Nassawadox, 2010
So it turns out that Lost, according to its producers, was never really about anything more than lost souls. All that stuff about the plane crash, the people who survived the crash, the secret research, the warped dimensions, the people who got off the island and then back onto it again...all about lost souls. It was never as literal as getting off the island. It was about each character either finding his or her purpose, learning how to relate emotionally to other people and being about to move on, or not.

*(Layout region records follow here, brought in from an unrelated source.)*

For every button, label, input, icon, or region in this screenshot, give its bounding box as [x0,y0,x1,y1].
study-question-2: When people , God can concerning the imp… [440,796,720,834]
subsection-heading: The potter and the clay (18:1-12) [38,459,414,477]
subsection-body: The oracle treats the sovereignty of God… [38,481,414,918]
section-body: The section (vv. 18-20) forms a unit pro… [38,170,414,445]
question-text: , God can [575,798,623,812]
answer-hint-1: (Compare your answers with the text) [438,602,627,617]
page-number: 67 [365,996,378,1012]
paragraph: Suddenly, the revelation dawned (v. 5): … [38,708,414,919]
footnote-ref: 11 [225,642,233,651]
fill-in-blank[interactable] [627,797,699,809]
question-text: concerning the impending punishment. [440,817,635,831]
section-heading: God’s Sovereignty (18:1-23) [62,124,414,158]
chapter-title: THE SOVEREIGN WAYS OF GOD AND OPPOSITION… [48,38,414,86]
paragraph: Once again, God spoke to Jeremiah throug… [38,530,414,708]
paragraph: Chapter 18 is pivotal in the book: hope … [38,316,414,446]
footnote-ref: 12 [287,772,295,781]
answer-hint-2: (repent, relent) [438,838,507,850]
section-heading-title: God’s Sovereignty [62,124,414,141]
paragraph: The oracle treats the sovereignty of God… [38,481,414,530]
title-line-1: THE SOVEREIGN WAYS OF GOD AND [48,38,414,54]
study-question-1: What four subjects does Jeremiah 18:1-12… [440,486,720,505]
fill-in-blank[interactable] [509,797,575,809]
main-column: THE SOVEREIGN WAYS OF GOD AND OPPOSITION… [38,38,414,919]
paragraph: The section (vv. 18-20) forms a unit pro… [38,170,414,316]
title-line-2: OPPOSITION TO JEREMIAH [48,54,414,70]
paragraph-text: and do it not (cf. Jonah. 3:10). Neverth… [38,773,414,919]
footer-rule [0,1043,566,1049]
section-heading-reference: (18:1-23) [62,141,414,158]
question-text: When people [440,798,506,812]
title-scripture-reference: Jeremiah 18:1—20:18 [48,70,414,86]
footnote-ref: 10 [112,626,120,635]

Mind you, I never watched so much as a single episode of Lost. I have my wife and a few friends to thank for the ongoing color commentary. My wife was addicted to Lost for a few seasons, but gave up after the plot got too obtuse and the hiatuses between seasons too long.
Seems like television’s spending a lot of time lately repairing lost souls. I’m not thinking souls in the evangelical sense. Rather, I’m thinking about television shows like 24, another show that developed a fanatical following about finding truth and honesty in a chaotic world. (I didn’t watch 24, either.)
I read one analysis that suggested that the huge audience for Lost was a reflection of how many people feel lost themselves, that watching Lost is how they’re working through the process of finding their own purpose or emotional center.
I was talking to a friend the other day who was disappointed and complaining about the embarrassingly simplistic plot of the latest blockbuster action movie about how people who study myth, literature and music say there are really only a few basic themes and archetypes that track all the way through history. I don’t remember the exact number, just that it’s smaller than you might think. People who study the history of humor say the most popular jokes told today are similarly just variations on jokes told in ancient times.
Much has been written about how Lost and 24 were ending their runs this week. The night Lost was winding down to its final sunset, I was driving up the Eastern Shore of Virginia, that narrow, mostly agricultural peninsula between the Atlantic Ocean and the Chesapeake Bay. It’s planting season on “the shore,” as they refer to it there. Miles of fields along Route 13 are freshly prepared for the planting of tomatoes, soybeans and other summer crops. Migrant worker camps are filling with Mexican workers who have replaced the African American and Caribbean workers who used to work the fields when I was a kid.
I mention all this because as I was listening to the radio and reading online about all the attention given to Lost and 24, nothing could have seemed as opposite to that talk as the Eastern Shore, which for all of it problems and limitations, is firmly attached to the ground and not at all lost.
I never got into Lost or 24 either, but I know tons who did. I am glad to hear the Eastern Shore isn't lost, though!